Dice not leaving its future up to chance
Free of the heavy debt that led the company to file for bankruptcy protection last year, Dice Inc. is restructured and showing steady growth, according to the president of the Urbandale-based company.
At Dice, the nation’s leading job board for technology professionals, job listings have increased 104 percent in the past year, according to Scot Melland, the company’s president and CEO. A rebound in technology spending in the last 18 months, along with a more diversified client base and expansion into new job markets, is driving the company’s growth, he said.
“We recently entered the engineering market,” Melland said. “We essentially launched that very quietly about eight weeks ago, and already, we’re the No. 2 job board for engineers. We see this as a definite area of growth for us, and we plan to be the No. 1 job board for engineers as well.”
Additionally, Dice now provides security-cleared professionals to the defense industry, which is adding jobs due to the recent increase in defense spending. In the technology job market, Melland said the company is now better prepared for another technology downturn, should it suddenly occur.
“Today, our customer base is much more diversified,” he said. “We have Fortune 500 and Fortune 100 customers, whereas before, many of our clients were the mom-and-pop recruiters who went out of business. We’ve effectively turned around the business, which is what we really expected to be able to do when we completed the restructuring.”

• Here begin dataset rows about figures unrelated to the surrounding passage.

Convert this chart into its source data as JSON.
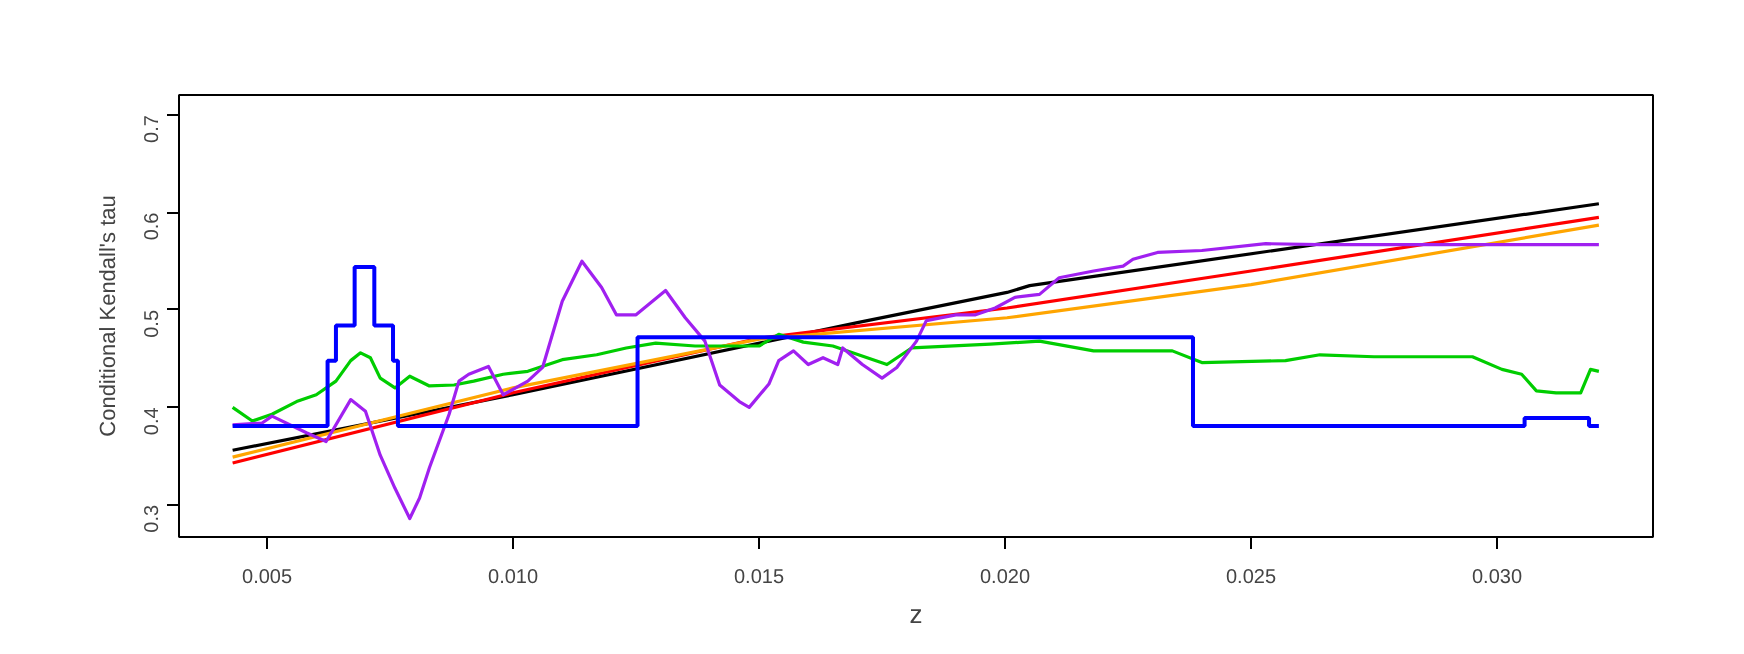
{
  "chart_data": {
    "type": "line",
    "xlabel": "z",
    "ylabel": "Conditional Kendall's tau",
    "xlim": [
      0.00321,
      0.03317
    ],
    "ylim": [
      0.267,
      0.7206
    ],
    "xticks": [
      {
        "value": 0.005,
        "label": "0.005"
      },
      {
        "value": 0.01,
        "label": "0.010"
      },
      {
        "value": 0.015,
        "label": "0.015"
      },
      {
        "value": 0.02,
        "label": "0.020"
      },
      {
        "value": 0.025,
        "label": "0.025"
      },
      {
        "value": 0.03,
        "label": "0.030"
      }
    ],
    "yticks": [
      0.3,
      0.4,
      0.5,
      0.6,
      0.7
    ],
    "grid": false,
    "marker": "none",
    "line_style": "solid",
    "series": [
      {
        "color": "#000000",
        "x": [
          0.0043,
          0.01,
          0.017,
          0.02004,
          0.0205,
          0.03207
        ],
        "values": [
          0.356,
          0.413,
          0.487,
          0.518,
          0.525,
          0.609
        ]
      },
      {
        "color": "#ff0000",
        "x": [
          0.0043,
          0.01,
          0.015,
          0.02004,
          0.025,
          0.03207
        ],
        "values": [
          0.343,
          0.415,
          0.471,
          0.502,
          0.54,
          0.595
        ]
      },
      {
        "color": "#ffa500",
        "x": [
          0.0043,
          0.01,
          0.015,
          0.02004,
          0.025,
          0.03207
        ],
        "values": [
          0.349,
          0.42,
          0.47,
          0.492,
          0.526,
          0.587
        ]
      },
      {
        "color": "#00cd00",
        "x": [
          0.0043,
          0.0047,
          0.0051,
          0.0056,
          0.006,
          0.0064,
          0.0067,
          0.0069,
          0.0071,
          0.0073,
          0.0076,
          0.0079,
          0.0083,
          0.0088,
          0.0092,
          0.0098,
          0.0103,
          0.011,
          0.0117,
          0.0123,
          0.0129,
          0.0137,
          0.015,
          0.0154,
          0.0159,
          0.0165,
          0.0176,
          0.0181,
          0.0197,
          0.0207,
          0.0218,
          0.0234,
          0.024,
          0.0257,
          0.0264,
          0.0275,
          0.0295,
          0.0301,
          0.0305,
          0.0308,
          0.0312,
          0.0317,
          0.0319,
          0.03207
        ],
        "values": [
          0.4,
          0.386,
          0.393,
          0.406,
          0.413,
          0.427,
          0.448,
          0.456,
          0.451,
          0.43,
          0.42,
          0.432,
          0.422,
          0.423,
          0.427,
          0.434,
          0.437,
          0.449,
          0.454,
          0.461,
          0.466,
          0.463,
          0.463,
          0.475,
          0.467,
          0.463,
          0.444,
          0.461,
          0.465,
          0.468,
          0.458,
          0.458,
          0.446,
          0.448,
          0.454,
          0.452,
          0.452,
          0.439,
          0.434,
          0.417,
          0.415,
          0.415,
          0.439,
          0.437
        ]
      },
      {
        "color": "#a020f0",
        "x": [
          0.0043,
          0.0049,
          0.0051,
          0.0058,
          0.0062,
          0.0067,
          0.007,
          0.0073,
          0.0076,
          0.0079,
          0.0081,
          0.0083,
          0.0087,
          0.0089,
          0.0091,
          0.0095,
          0.0098,
          0.0103,
          0.0106,
          0.011,
          0.0114,
          0.0118,
          0.0121,
          0.0125,
          0.0131,
          0.0135,
          0.0139,
          0.0142,
          0.0146,
          0.0148,
          0.0152,
          0.0154,
          0.0157,
          0.016,
          0.0163,
          0.0166,
          0.0167,
          0.0171,
          0.0175,
          0.0178,
          0.0182,
          0.0184,
          0.019,
          0.0194,
          0.0198,
          0.0202,
          0.0207,
          0.0211,
          0.0218,
          0.0224,
          0.0226,
          0.0231,
          0.024,
          0.0253,
          0.0264,
          0.03207
        ],
        "values": [
          0.382,
          0.384,
          0.391,
          0.374,
          0.365,
          0.408,
          0.396,
          0.351,
          0.317,
          0.286,
          0.307,
          0.338,
          0.393,
          0.427,
          0.434,
          0.442,
          0.413,
          0.427,
          0.441,
          0.509,
          0.55,
          0.523,
          0.495,
          0.495,
          0.52,
          0.492,
          0.468,
          0.423,
          0.406,
          0.4,
          0.424,
          0.448,
          0.458,
          0.444,
          0.451,
          0.444,
          0.461,
          0.444,
          0.43,
          0.441,
          0.468,
          0.489,
          0.495,
          0.495,
          0.502,
          0.513,
          0.516,
          0.533,
          0.54,
          0.545,
          0.552,
          0.559,
          0.561,
          0.568,
          0.567,
          0.567
        ]
      },
      {
        "type": "step",
        "color": "#0000ff",
        "x": [
          0.0043,
          0.00623,
          0.0064,
          0.00678,
          0.00718,
          0.00756,
          0.00766,
          0.01253,
          0.02382,
          0.03056,
          0.03187,
          0.03207
        ],
        "values": [
          0.381,
          0.448,
          0.484,
          0.544,
          0.484,
          0.448,
          0.381,
          0.472,
          0.381,
          0.389,
          0.381,
          0.381
        ]
      }
    ]
  }
}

So far this year, company revenue is up 39 percent, customers have increased 47 percent and Dice has added 12 employees in the Des Moines area. Even while under bankruptcy protection, Dice remained the leading job board for technology professionals. But the company had acquired a debt that it could not repay as a result of the tech-sector downturn of recent years. Melland said Dice was paying $5 million per year in interest on $70 million in debt, which hindered any company expansion.
“Essentially, it was a relatively healthy business that had a bad capital structure,” Melland said. “I think that we made it through the bankruptcy itself about as well as any company possibly could have. The good news, coming out of the other side of it, is that we had no debt, and we could take what we were paying in interest payments and put it into building the business, and I think, 12 months later, it’s really paid off for us.”

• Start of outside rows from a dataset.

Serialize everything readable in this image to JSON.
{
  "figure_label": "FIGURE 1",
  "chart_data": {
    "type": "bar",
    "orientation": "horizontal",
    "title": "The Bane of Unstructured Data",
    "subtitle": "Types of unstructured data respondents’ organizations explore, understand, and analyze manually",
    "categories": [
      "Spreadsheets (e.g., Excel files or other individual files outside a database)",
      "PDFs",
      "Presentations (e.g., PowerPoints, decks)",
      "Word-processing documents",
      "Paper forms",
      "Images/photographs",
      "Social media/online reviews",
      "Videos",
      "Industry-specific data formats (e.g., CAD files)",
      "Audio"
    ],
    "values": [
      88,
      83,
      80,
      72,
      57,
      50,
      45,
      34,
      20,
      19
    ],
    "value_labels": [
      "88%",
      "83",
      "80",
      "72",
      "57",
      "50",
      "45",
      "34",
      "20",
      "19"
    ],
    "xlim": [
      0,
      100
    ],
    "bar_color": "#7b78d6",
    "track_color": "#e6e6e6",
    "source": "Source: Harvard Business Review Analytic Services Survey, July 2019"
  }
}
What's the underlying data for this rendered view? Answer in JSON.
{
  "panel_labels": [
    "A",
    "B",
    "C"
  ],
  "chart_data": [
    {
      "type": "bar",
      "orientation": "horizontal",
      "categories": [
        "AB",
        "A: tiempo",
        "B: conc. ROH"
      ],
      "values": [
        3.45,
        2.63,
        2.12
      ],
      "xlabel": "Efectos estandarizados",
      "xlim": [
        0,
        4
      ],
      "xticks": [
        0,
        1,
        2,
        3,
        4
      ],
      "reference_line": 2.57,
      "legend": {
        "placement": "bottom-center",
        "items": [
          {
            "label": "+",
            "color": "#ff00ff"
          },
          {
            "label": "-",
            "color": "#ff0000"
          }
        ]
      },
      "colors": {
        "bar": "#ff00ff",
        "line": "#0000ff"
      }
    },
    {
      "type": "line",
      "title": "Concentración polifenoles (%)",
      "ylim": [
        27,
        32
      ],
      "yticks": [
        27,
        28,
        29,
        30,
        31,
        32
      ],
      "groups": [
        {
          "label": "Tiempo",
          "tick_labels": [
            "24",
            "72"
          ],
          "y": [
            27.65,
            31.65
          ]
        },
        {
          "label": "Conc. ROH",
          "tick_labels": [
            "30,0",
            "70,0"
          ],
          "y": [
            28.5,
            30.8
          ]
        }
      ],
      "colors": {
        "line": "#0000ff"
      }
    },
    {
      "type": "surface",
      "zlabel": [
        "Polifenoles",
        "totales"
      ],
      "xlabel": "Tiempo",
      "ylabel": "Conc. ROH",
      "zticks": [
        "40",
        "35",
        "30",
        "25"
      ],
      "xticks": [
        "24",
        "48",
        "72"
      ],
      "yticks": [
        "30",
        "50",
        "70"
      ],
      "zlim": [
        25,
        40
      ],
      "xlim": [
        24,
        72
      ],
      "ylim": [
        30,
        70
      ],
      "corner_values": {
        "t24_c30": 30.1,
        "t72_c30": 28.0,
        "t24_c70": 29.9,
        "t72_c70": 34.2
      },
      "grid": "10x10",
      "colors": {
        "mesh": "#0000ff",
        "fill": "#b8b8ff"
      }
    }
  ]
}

One of the notable changes for Dice is that it converted from being a publicly traded company to private ownership, which Melland said made more economic sense for a company of its size. Among other things, Dice no longer has to devote time and money to the administrative aspects of being publicly held. Now, he says, the company can focus more on the business and its growth, which may be international in the near future.
“We’re a small company, but we have some pretty big plans moving forward,” Melland said.